But a child who can excel in that connected, collaborative classroom project may be entirely unable to reproduce those results on a decontextualized research task to be completed silently and independently, without help or discussion. From the kid’s perspective, the test experience is completely different. Aside from research and writing skills, the test requires a host of ancillary activities—from scrolling, highlighting, and manipulating text on the computer to maintaining silent focus for hours and analyzing a written assignment prompt—that are far beyond the scope of the fourth-grade curriculum. In fact they’re developmentally inappropriate for the vast majority of fourth graders.

The new tests proved so difficult and expensive that many states quickly dropped them. In 2020, only fifteen states will take Smarter Balanced, and only the District of Columbia will take the PARCC.
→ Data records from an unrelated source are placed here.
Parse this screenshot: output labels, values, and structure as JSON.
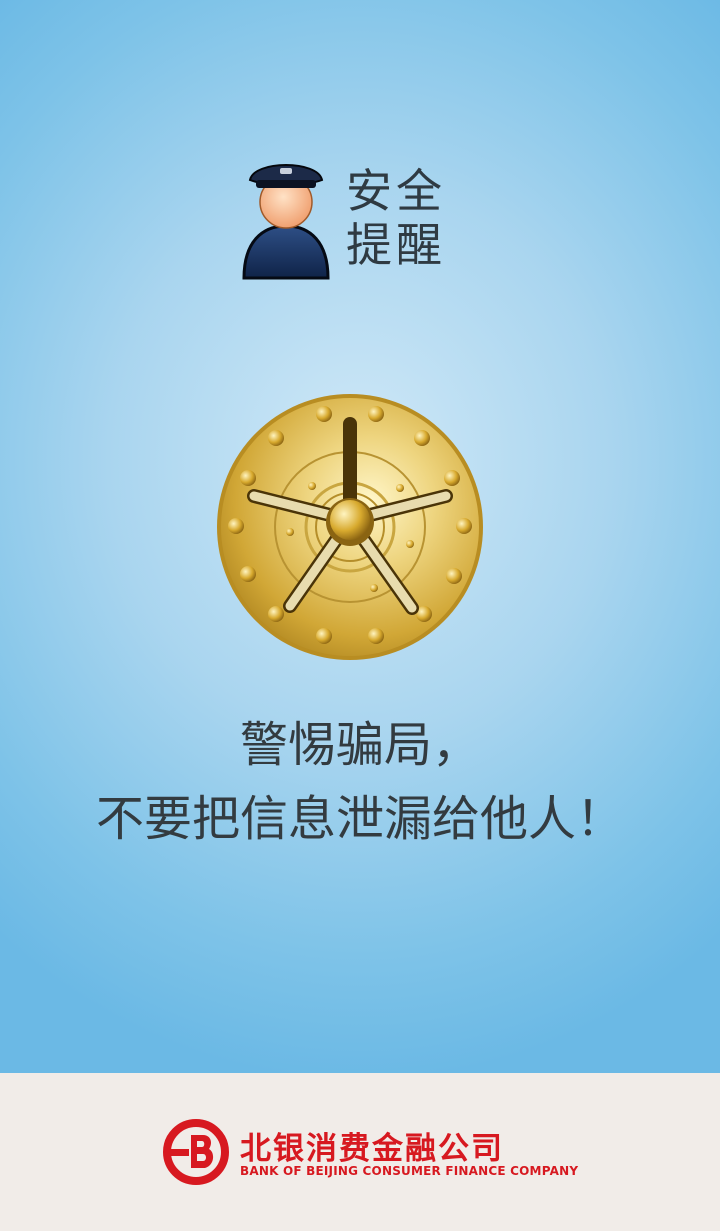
{
  "header": {
    "title": "安全提醒",
    "icon": "security-guard-icon"
  },
  "safe": {
    "icon": "vault-safe-icon"
  },
  "warning": {
    "line1": "警惕骗局，",
    "line2": "不要把信息泄漏给他人！"
  },
  "footer": {
    "logo_icon": "bank-logo-icon",
    "company_cn": "北银消费金融公司",
    "company_en": "BANK OF BEIJING CONSUMER FINANCE COMPANY"
  },
  "colors": {
    "brand_red": "#d71920",
    "sky_blue": "#6bb9e5",
    "footer_bg": "#f1ece8",
    "gold": "#d4b23a"
  }
}
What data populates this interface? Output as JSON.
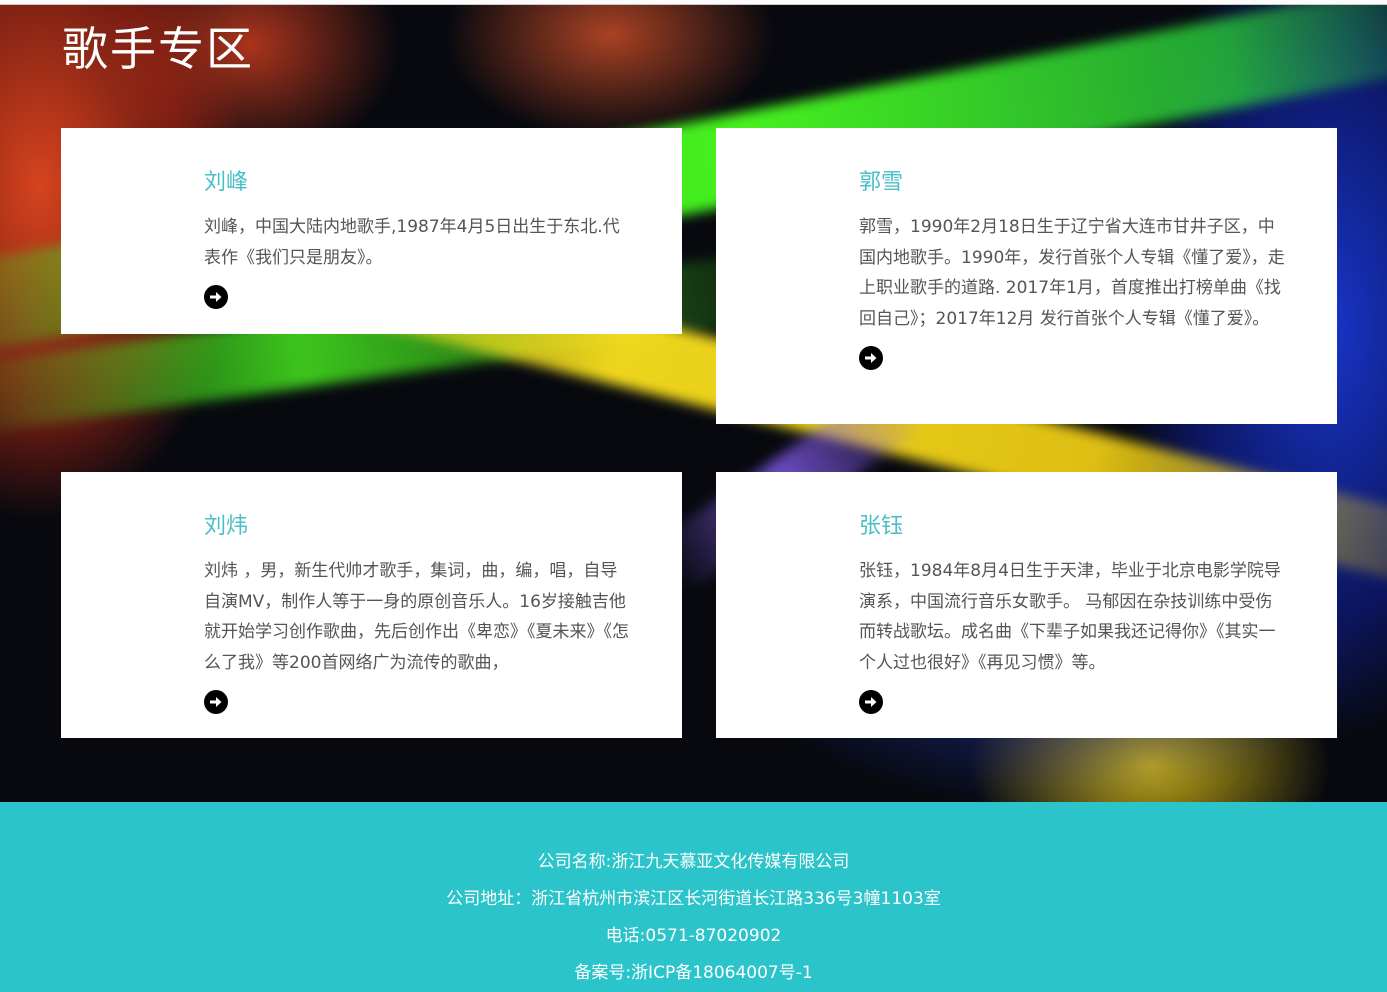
{
  "page": {
    "title": "歌手专区"
  },
  "singers": [
    {
      "name": "刘峰",
      "description": "刘峰，中国大陆内地歌手,1987年4月5日出生于东北.代表作《我们只是朋友》。",
      "more_icon": "arrow-circle-right-icon"
    },
    {
      "name": "郭雪",
      "description": "郭雪，1990年2月18日生于辽宁省大连市甘井子区，中国内地歌手。1990年，发行首张个人专辑《懂了爱》，走上职业歌手的道路. 2017年1月，首度推出打榜单曲《找回自己》；2017年12月 发行首张个人专辑《懂了爱》。",
      "more_icon": "arrow-circle-right-icon"
    },
    {
      "name": "刘炜",
      "description": "刘炜 ，男，新生代帅才歌手，集词，曲，编，唱，自导自演MV，制作人等于一身的原创音乐人。16岁接触吉他就开始学习创作歌曲，先后创作出《卑恋》《夏未来》《怎么了我》等200首网络广为流传的歌曲，",
      "more_icon": "arrow-circle-right-icon"
    },
    {
      "name": "张钰",
      "description": "张钰，1984年8月4日生于天津，毕业于北京电影学院导演系，中国流行音乐女歌手。 马郁因在杂技训练中受伤而转战歌坛。成名曲《下辈子如果我还记得你》《其实一个人过也很好》《再见习惯》等。",
      "more_icon": "arrow-circle-right-icon"
    }
  ],
  "footer": {
    "company": "公司名称:浙江九天慕亚文化传媒有限公司",
    "address": "公司地址：浙江省杭州市滨江区长河街道长江路336号3幢1103室",
    "phone": "电话:0571-87020902",
    "icp": "备案号:浙ICP备18064007号-1"
  },
  "colors": {
    "accent": "#49bfc7",
    "footer_bg": "#2ac4ca",
    "text": "#555555"
  }
}
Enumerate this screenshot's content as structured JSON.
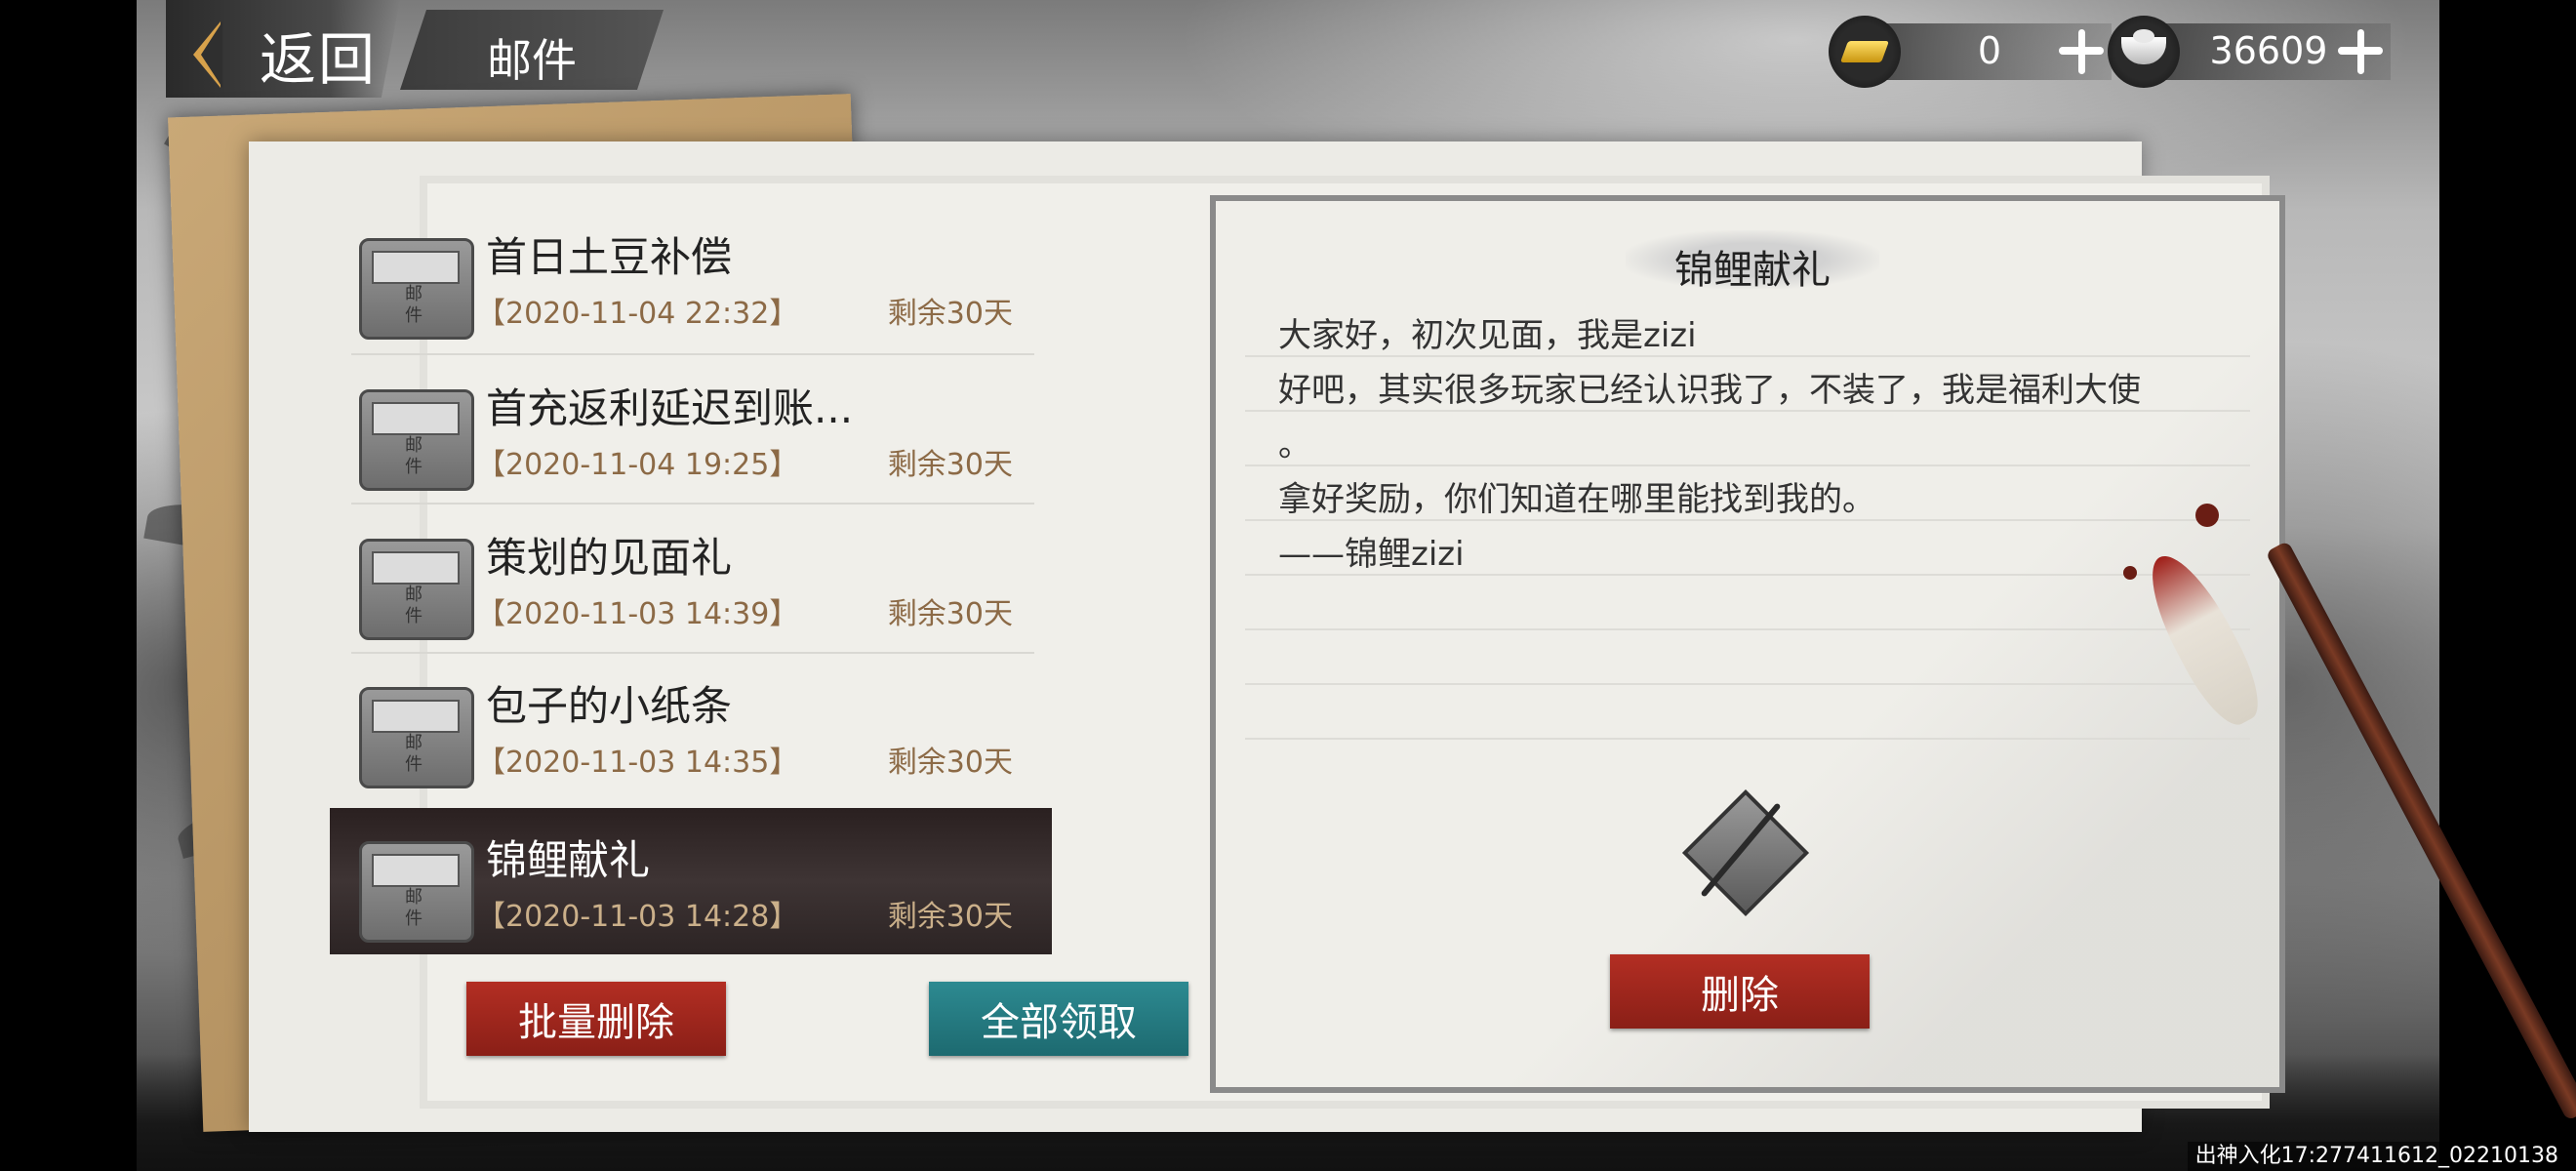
{
  "header": {
    "back_label": "返回",
    "page_title": "邮件"
  },
  "currency": {
    "gold": {
      "icon": "gold-ingot-icon",
      "value": "0"
    },
    "silver": {
      "icon": "silver-ingot-icon",
      "value": "36609"
    }
  },
  "mail_icon_text": "邮件",
  "mails": [
    {
      "title": "首日土豆补偿",
      "date": "【2020-11-04 22:32】",
      "remaining": "剩余30天",
      "selected": false
    },
    {
      "title": "首充返利延迟到账...",
      "date": "【2020-11-04 19:25】",
      "remaining": "剩余30天",
      "selected": false
    },
    {
      "title": "策划的见面礼",
      "date": "【2020-11-03 14:39】",
      "remaining": "剩余30天",
      "selected": false
    },
    {
      "title": "包子的小纸条",
      "date": "【2020-11-03 14:35】",
      "remaining": "剩余30天",
      "selected": false
    },
    {
      "title": "锦鲤献礼",
      "date": "【2020-11-03 14:28】",
      "remaining": "剩余30天",
      "selected": true
    }
  ],
  "buttons": {
    "batch_delete": "批量删除",
    "claim_all": "全部领取",
    "delete": "删除"
  },
  "detail": {
    "title": "锦鲤献礼",
    "lines": [
      "大家好，初次见面，我是zizi",
      "好吧，其实很多玩家已经认识我了，不装了，我是福利大使",
      "。",
      "拿好奖励，你们知道在哪里能找到我的。",
      "——锦鲤zizi"
    ],
    "attachment_icon": "sword-item-icon"
  },
  "footer": {
    "server_info": "出神入化17:277411612_02210138"
  },
  "colors": {
    "accent_red": "#b32e23",
    "accent_teal": "#2d8a91",
    "date_brown": "#8c6a46"
  }
}
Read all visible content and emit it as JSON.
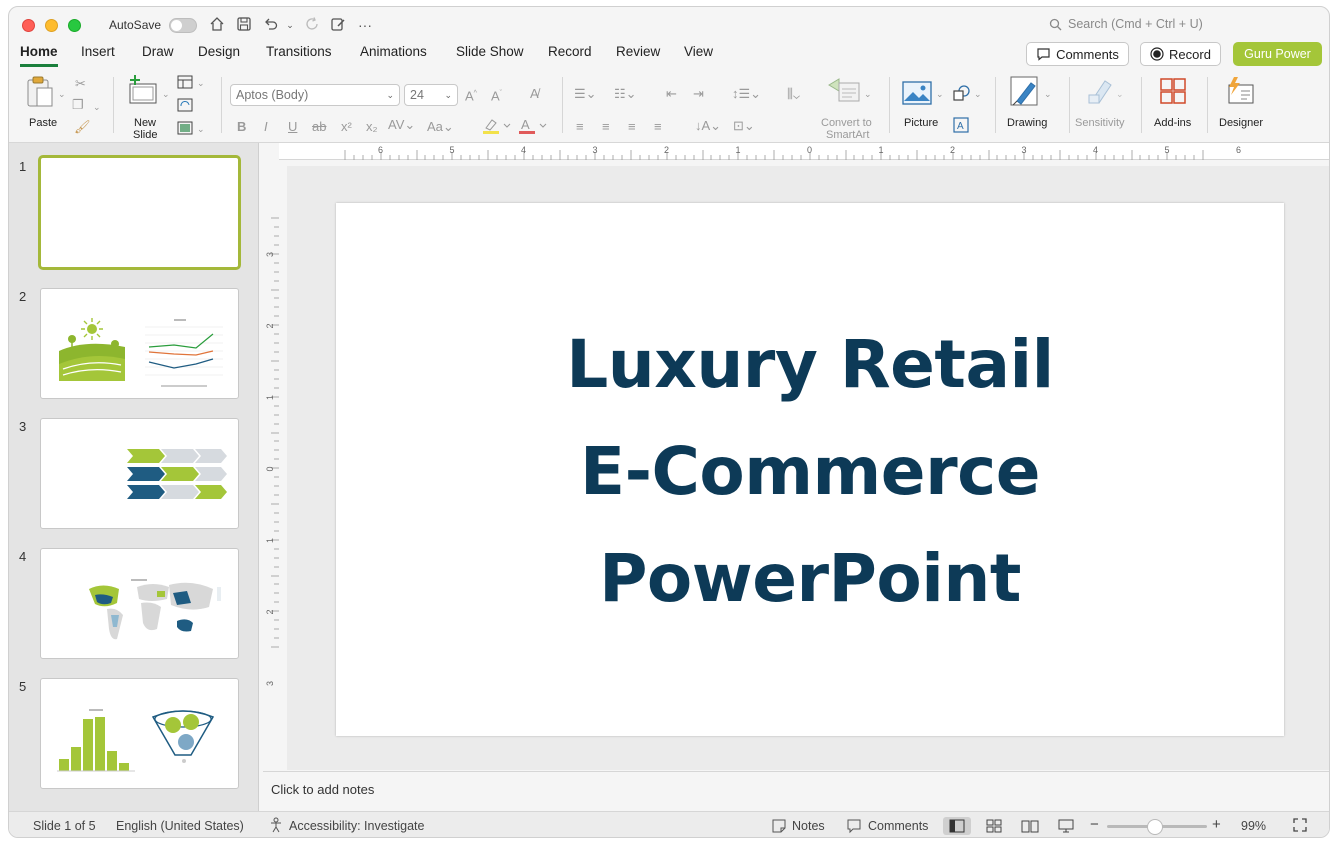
{
  "titlebar": {
    "autosave_label": "AutoSave",
    "search_placeholder": "Search (Cmd + Ctrl + U)"
  },
  "tabs": [
    "Home",
    "Insert",
    "Draw",
    "Design",
    "Transitions",
    "Animations",
    "Slide Show",
    "Record",
    "Review",
    "View"
  ],
  "header_buttons": {
    "comments": "Comments",
    "record": "Record",
    "guru": "Guru Power"
  },
  "ribbon": {
    "paste": "Paste",
    "new_slide_1": "New",
    "new_slide_2": "Slide",
    "font_name": "Aptos (Body)",
    "font_size": "24",
    "convert_1": "Convert to",
    "convert_2": "SmartArt",
    "picture": "Picture",
    "drawing": "Drawing",
    "sensitivity": "Sensitivity",
    "addins": "Add-ins",
    "designer": "Designer"
  },
  "slides": [
    "1",
    "2",
    "3",
    "4",
    "5"
  ],
  "slide": {
    "line1": "Luxury Retail",
    "line2": "E-Commerce",
    "line3": "PowerPoint"
  },
  "notes_placeholder": "Click to add notes",
  "status": {
    "slide_of": "Slide 1 of 5",
    "language": "English (United States)",
    "accessibility": "Accessibility: Investigate",
    "notes": "Notes",
    "comments": "Comments",
    "zoom": "99%"
  },
  "colors": {
    "title_text": "#0d3a57",
    "accent_green": "#a4c639",
    "dark_blue": "#1f5c82"
  },
  "ruler_numbers": [
    "6",
    "5",
    "4",
    "3",
    "2",
    "1",
    "0",
    "1",
    "2",
    "3",
    "4",
    "5",
    "6"
  ],
  "vruler_numbers": [
    "3",
    "2",
    "1",
    "0",
    "1",
    "2",
    "3"
  ]
}
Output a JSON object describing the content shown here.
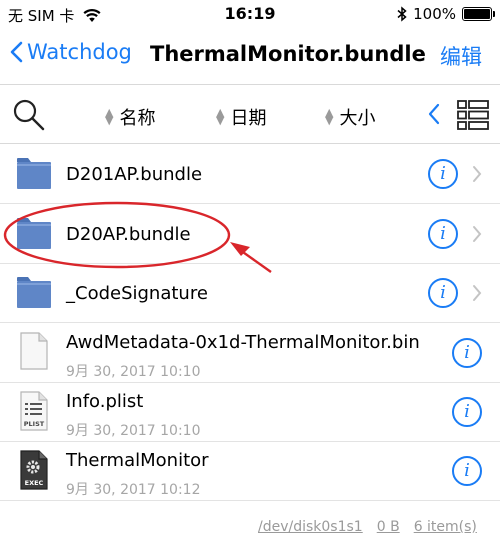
{
  "status_bar": {
    "carrier": "无 SIM 卡",
    "time": "16:19",
    "battery_text": "100%",
    "battery_level": 1.0,
    "icons": [
      "wifi-icon",
      "bluetooth-icon",
      "battery-icon"
    ]
  },
  "nav": {
    "back_label": "Watchdog",
    "title": "ThermalMonitor.bundle",
    "edit_label": "编辑"
  },
  "toolbar": {
    "sort_name": "名称",
    "sort_date": "日期",
    "sort_size": "大小",
    "icons": [
      "search-icon",
      "chevron-left-icon",
      "list-view-icon"
    ]
  },
  "files": [
    {
      "name": "D201AP.bundle",
      "type": "folder"
    },
    {
      "name": "D20AP.bundle",
      "type": "folder"
    },
    {
      "name": "_CodeSignature",
      "type": "folder"
    },
    {
      "name": "AwdMetadata-0x1d-ThermalMonitor.bin",
      "date": "9月 30, 2017 10:10",
      "type": "file"
    },
    {
      "name": "Info.plist",
      "date": "9月 30, 2017 10:10",
      "type": "plist",
      "icon_label": "PLIST"
    },
    {
      "name": "ThermalMonitor",
      "date": "9月 30, 2017 10:12",
      "type": "exec",
      "icon_label": "EXEC"
    }
  ],
  "footer": {
    "path": "/dev/disk0s1s1",
    "size": "0 B",
    "count": "6 item(s)"
  },
  "colors": {
    "accent": "#1a7cf5",
    "folder": "#5f86c7",
    "annotation": "#d9262b"
  }
}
That brings us to the teacher’s side of the problem. Say the test asks students to do things that they can’t comfortably do and shouldn’t really need to master. I know it; you know it; my school knows it. Nevertheless, I absolutely must do everything in my power to ensure that by the end of this year, my little tribe of fourth graders can and does excel, in the sterility of the test environment. Otherwise my school and I will be perceived as having failed.

That means we’re going to have to spend our precious class time not just learning to research and write but specifically practicing how to apply these skills to unfamiliar, disconnected content in order to produce a formulaic, rubric-scorable five-paragraph essay. Here’s the absurdity in a nutshell: in order to prepare for the research simulation task, we’ve got to cut some of the real research work to make way for practicing the research simulation. I’ve got to plan experiences that are less developmentally appropriate, less connected to the bigger picture, less interactive, less collaborative, less creative, and less fun. Just to make sure we’re ready, when test day comes.

The test itself takes about two hours on each of about eight school days—sixteen school hours in total, so in that sense no worse than a couple of snow days. But testing leaves kids exhausted both mentally and emotionally; on the afternoon of a testing day, it’s foolish to plan anything more taxing than outside play. Figure the same routine for another two or three days of benchmark testing every quarter; then add in the professional days set aside for teachers to analyze the test data, and a couple of days of review and reassurance before test day. All together we’ve lost more than twenty instructional days to the test: an entire month of school days, for every public school child, in every grade from third through twelfth.

A child who can excel in a connected, collaborative classroom project may not be able to reproduce those results silently and independently, without help or discussion.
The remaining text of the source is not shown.